Here is a letter from the excellent Gerry Wolff, who is one of the vanguard of nuclear power critics.
NUCLEAR TOO SLOW
The Energy Committee of MPs is right to have doubts about the speed with which nuclear power stations can be built ("MPs 'sceptical' that nuclear power stations will be built on time", 26 January). They are notoriously slow to build, no such power station has ever been built on time in the UK, and the Olkiluoto and Flamanville projects are both delayed.
An analysis published recently by the Royal Society "suggests that despite high-level statements to the contrary, there is now little to no chance of maintaining the global mean surface temperature at or below 2°C." and that "the impacts associated with 2°C have been revised upwards, sufficiently so that 2°C now more appropriately represents the threshold between ‘dangerous’ and ‘extremely dangerous’ climate change."

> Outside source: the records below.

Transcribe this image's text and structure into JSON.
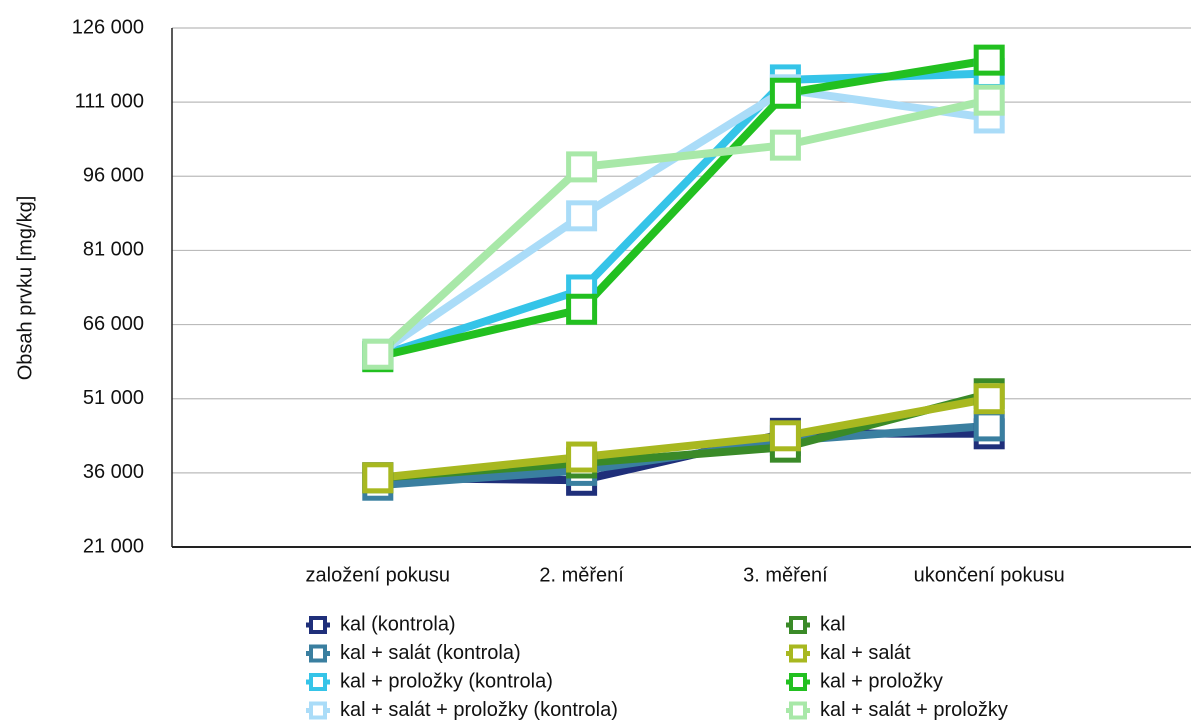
{
  "chart_data": {
    "type": "line",
    "y_label": "Obsah prvku [mg/kg]",
    "categories": [
      "založení pokusu",
      "2. měření",
      "3. měření",
      "ukončení pokusu"
    ],
    "ylim": [
      21000,
      126000
    ],
    "yticks": [
      {
        "value": 21000,
        "label": "21 000"
      },
      {
        "value": 36000,
        "label": "36 000"
      },
      {
        "value": 51000,
        "label": "51 000"
      },
      {
        "value": 66000,
        "label": "66 000"
      },
      {
        "value": 81000,
        "label": "81 000"
      },
      {
        "value": 96000,
        "label": "96 000"
      },
      {
        "value": 111000,
        "label": "111 000"
      },
      {
        "value": 126000,
        "label": "126 000"
      }
    ],
    "grid": true,
    "series": [
      {
        "name": "kal (kontrola)",
        "color": "#1f2f7a",
        "values": [
          35000,
          34500,
          44000,
          43900
        ]
      },
      {
        "name": "kal + salát (kontrola)",
        "color": "#3a7fa0",
        "values": [
          33500,
          36500,
          42500,
          45500
        ]
      },
      {
        "name": "kal + proložky (kontrola)",
        "color": "#35c4e8",
        "values": [
          59600,
          73000,
          115500,
          116800
        ]
      },
      {
        "name": "kal + salát + proložky (kontrola)",
        "color": "#aadcf8",
        "values": [
          60000,
          88000,
          113500,
          107800
        ]
      },
      {
        "name": "kal",
        "color": "#3a8a28",
        "values": [
          35000,
          38000,
          41200,
          52000
        ]
      },
      {
        "name": "kal + salát",
        "color": "#a8b820",
        "values": [
          35000,
          39200,
          43500,
          51000
        ]
      },
      {
        "name": "kal + proložky",
        "color": "#22c020",
        "values": [
          59500,
          69100,
          112800,
          119500
        ]
      },
      {
        "name": "kal + salát + proložky",
        "color": "#a8e8a8",
        "values": [
          60000,
          97900,
          102300,
          111400
        ]
      }
    ]
  }
}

Given the urgency of the need to cut emissions, renewable sources of power, with energy saving measures, are the way to go. A recent report from the University of Cambridge shows that, with existing techniques, it is feasible to cut worldwide use of energy by 70%. Germany installed 8.8 GW of solar panels in 2010 alone, producing more electricity than a 1 GW nuclear power station. Several reports show that renewables can produce more energy than the world is using now or is likely to need in the future. In case anyone objects that renewables are not reliable, unplanned outages of a nuclear power station are much more disruptive than gradual and predictable changes in wind power. Variations can be ironed out by connecting renewable sources across a wide area via the planned supergrid ("UK steps up plans for European energy 'supergrid'", 21 January). And renewable sources such as hydropower, geothermal power, concentrating solar power, and tidal lagoons, can deliver power on demand, day and night.
The Energy Fair group has shown that, when hidden subsidies are stripped away, nuclear power is one of the most expensive ways of generating electricity. Instead of hitching its wagon to a failed technology, UK plc should be positioning itself to take advantage of the huge market for clean energy and conservation of energy that is now developing.